"È ora di smetterla di prendere in giro i cittadini con una narrazione che non esiste. L'opposizione in Provincia continua a parlare di delocalizzazione come se fosse un atto che la Provincia può imporre dall'alto, ma la realtà è ben diversa: non esiste un iter amministrativo che permetta a un Ente di obbligare un altro Comune a farsi carico di un impianto presente altrove". Così interviene Jacopo Ruggia, Capogruppo della Lega e Presidente della Commissione Ambiente in Provincia, facendo chiarezza sul dibattito relativo all'impianto delle Pianazze.
Ruggia lancia una sfida diretta all'amministrazione comunale: "Vogliamo essere molto chiari: se il Sindaco di Arcola ritiene che l'attuale collocazione non sia idonea e individua nel proprio territorio comunale un sito alternativo che ritiene più adatto, la Provincia, nell'ambito delle norme, farà il proprio compito. Anzi, siamo pronti a discutere e, nel caso, accompagnare ogni proposta concreta che venga sottoposta. Sia chiaro però: l'individuazione di un sito da parte del Comune, in accordo con la proprietà, deve essere un atto che comunque non prevarica gli interessi di altri territori o che non crea danno ad altri cittadini di altri comuni. La verità è che tocca al Comune fare il primo passo, invece di usare la Provincia come paravento per la propria inerzia".
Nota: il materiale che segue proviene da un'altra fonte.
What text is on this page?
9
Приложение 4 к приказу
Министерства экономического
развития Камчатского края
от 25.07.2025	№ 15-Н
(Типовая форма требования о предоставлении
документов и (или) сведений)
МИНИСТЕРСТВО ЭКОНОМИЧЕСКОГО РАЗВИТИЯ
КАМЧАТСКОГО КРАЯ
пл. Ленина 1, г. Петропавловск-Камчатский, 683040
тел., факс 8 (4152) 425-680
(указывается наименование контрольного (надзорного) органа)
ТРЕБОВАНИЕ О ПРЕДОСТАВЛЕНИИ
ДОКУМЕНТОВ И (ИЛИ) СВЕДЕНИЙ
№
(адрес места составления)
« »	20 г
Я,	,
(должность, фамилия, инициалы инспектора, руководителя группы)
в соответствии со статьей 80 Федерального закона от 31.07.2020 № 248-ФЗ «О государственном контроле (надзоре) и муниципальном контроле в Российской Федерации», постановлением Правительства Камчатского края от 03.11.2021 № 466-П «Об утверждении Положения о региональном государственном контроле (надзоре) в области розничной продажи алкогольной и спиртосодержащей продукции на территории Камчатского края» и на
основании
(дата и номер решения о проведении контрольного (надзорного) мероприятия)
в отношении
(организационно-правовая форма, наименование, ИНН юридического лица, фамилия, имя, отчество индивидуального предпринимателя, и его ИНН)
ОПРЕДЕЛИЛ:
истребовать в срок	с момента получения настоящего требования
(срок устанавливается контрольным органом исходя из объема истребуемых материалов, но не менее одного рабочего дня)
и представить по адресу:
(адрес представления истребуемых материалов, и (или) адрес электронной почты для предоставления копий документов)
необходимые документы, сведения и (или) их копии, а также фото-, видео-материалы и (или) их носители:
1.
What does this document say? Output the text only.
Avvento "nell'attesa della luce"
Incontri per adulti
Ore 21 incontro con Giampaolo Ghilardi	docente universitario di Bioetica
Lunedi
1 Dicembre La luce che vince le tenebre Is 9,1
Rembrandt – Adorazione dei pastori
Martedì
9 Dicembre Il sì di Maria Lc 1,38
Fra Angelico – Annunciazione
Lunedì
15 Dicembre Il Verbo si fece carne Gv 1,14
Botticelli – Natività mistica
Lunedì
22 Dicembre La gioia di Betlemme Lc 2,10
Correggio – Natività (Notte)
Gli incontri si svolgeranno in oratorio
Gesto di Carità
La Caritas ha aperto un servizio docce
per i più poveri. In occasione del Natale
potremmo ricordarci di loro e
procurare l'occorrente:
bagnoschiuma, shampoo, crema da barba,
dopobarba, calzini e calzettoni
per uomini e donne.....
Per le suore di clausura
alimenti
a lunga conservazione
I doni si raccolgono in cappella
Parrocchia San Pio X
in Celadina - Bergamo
L'attacco del Presidente della Commissione Ambiente si fa poi più serrato verso l'opposizione provinciale: "Resto sconcertato nel vedere esponenti della giunta di Arcola sedere in Consiglio Provinciale e fare finta di non sapere come funzionano le leggi. Se sono convinti che l'impianto sia un pericolo, perché il Sindaco non firma un'ordinanza sindacale per motivi di sanità e sicurezza pubblica? Perché non intervengono sulla viabilità d'accesso, che è di loro esclusiva competenza e rappresenta un reale problema di sicurezza per i residenti? È troppo facile venire alla Spezia a fare i paladini del territorio, quando a casa propria non si ha il coraggio di firmare un atto o di proporre un'alternativa concreta".
"La nostra maggioranza – conclude Ruggia – non è il problema, ma è parte della soluzione, purché si resti nel campo della legalità. Noi continueremo a garantire controlli rigorosi e monitoraggi costanti. Il Sindaco di Arcola decida: vuole risolvere il problema trovando un sito idoneo o portando avanti il confronto con la proprietà per migliorare l'impianto partendo dalla proposta fatta dalla proprietà stessa, oppure vuole continuare a fare scaricabarile per nascondere che, sul fronte della viabilità e dei poteri d'ordinanza, il Comune è totalmente immobile?"